What it argues
A Moveable Feast is Hemingway's posthumously published account of his years in Paris during the 1920s, when he and his first wife Hadley lived cheaply in Montparnasse while he apprenticed himself to the work of becoming a writer. Assembled from notebooks written in the late 1950s, the book was edited and published by his fourth wife Mary Hemingway in 1964, three years after his death. A restored edition based on closer fidelity to the manuscripts appeared in 2009.

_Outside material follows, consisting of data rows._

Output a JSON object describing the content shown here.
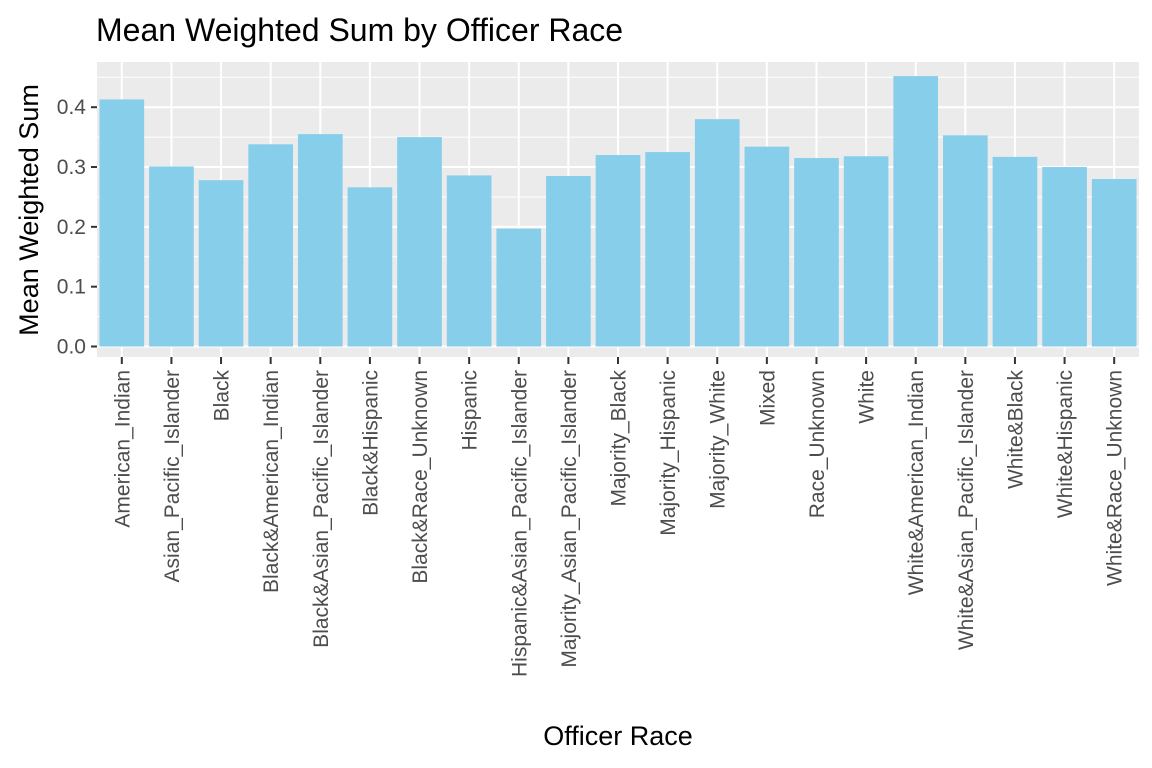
{
  "chart_data": {
    "type": "bar",
    "title": "Mean Weighted Sum by Officer Race",
    "xlabel": "Officer Race",
    "ylabel": "Mean Weighted Sum",
    "ylim": [
      0,
      0.46
    ],
    "yticks": [
      "0.0",
      "0.1",
      "0.2",
      "0.3",
      "0.4"
    ],
    "grid": true,
    "legend": "none",
    "colors": {
      "bar": "#87CEEB",
      "panel": "#EBEBEB",
      "grid": "#FFFFFF",
      "tick_text": "#4D4D4D"
    },
    "categories": [
      "American_Indian",
      "Asian_Pacific_Islander",
      "Black",
      "Black&American_Indian",
      "Black&Asian_Pacific_Islander",
      "Black&Hispanic",
      "Black&Race_Unknown",
      "Hispanic",
      "Hispanic&Asian_Pacific_Islander",
      "Majority_Asian_Pacific_Islander",
      "Majority_Black",
      "Majority_Hispanic",
      "Majority_White",
      "Mixed",
      "Race_Unknown",
      "White",
      "White&American_Indian",
      "White&Asian_Pacific_Islander",
      "White&Black",
      "White&Hispanic",
      "White&Race_Unknown"
    ],
    "values": [
      0.413,
      0.301,
      0.278,
      0.338,
      0.355,
      0.266,
      0.35,
      0.286,
      0.197,
      0.285,
      0.32,
      0.325,
      0.38,
      0.334,
      0.315,
      0.318,
      0.452,
      0.353,
      0.317,
      0.3,
      0.28
    ]
  }
}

The book is organized as a series of sketches rather than a continuous narrative. Hemingway describes working in cafes, attending the horse races at Auteuil to supplement their income, fishing in the streams of Austria and Spain, and the daily discipline of trying to write true sentences. The Paris chapters are suffused with a particular quality of memory — sharpened by nostalgia and somewhat idealized — that gives the book its melancholy undertone. He is writing about a time he clearly considers the happiest of his life, and he knows by the time he writes it that the happiness was followed by destruction.
What it gets right
- 1.
Poverty and constraint can be generative. Hemingway's years in Paris were lean, and he argues — perhaps too comfortably in retrospect — that hunger and limitation sharpened his attention.
- 2.
The apprenticeship model of writing: Hemingway worked at craft deliberately, learning from Stein, from Pound, from Cézanne's paintings, from the specific disciplines of journalism, and the book is a record of that learning.
- 3.
A true sentence. Hemingway's famous prescription — write the truest sentence you know — is presented not as a finished theory but as a practical daily tool for getting past the blank page.
What it covers
Who wrote it
Ernest Hemingway (1899–1961) was an American novelist and short story writer whose spare prose style influenced twentieth-century fiction as profoundly as any single writer. He worked as a journalist before and between his major novels, including The Sun Also Rises, A Farewell to Arms, and For Whom the Bell Tolls. He received the Nobel Prize in Literature in 1954. He spent his final years in Cuba and Idaho, where he took his own life in 1961. A Moveable Feast was published three years after his death, compiled from notebooks he kept in the late 1950s.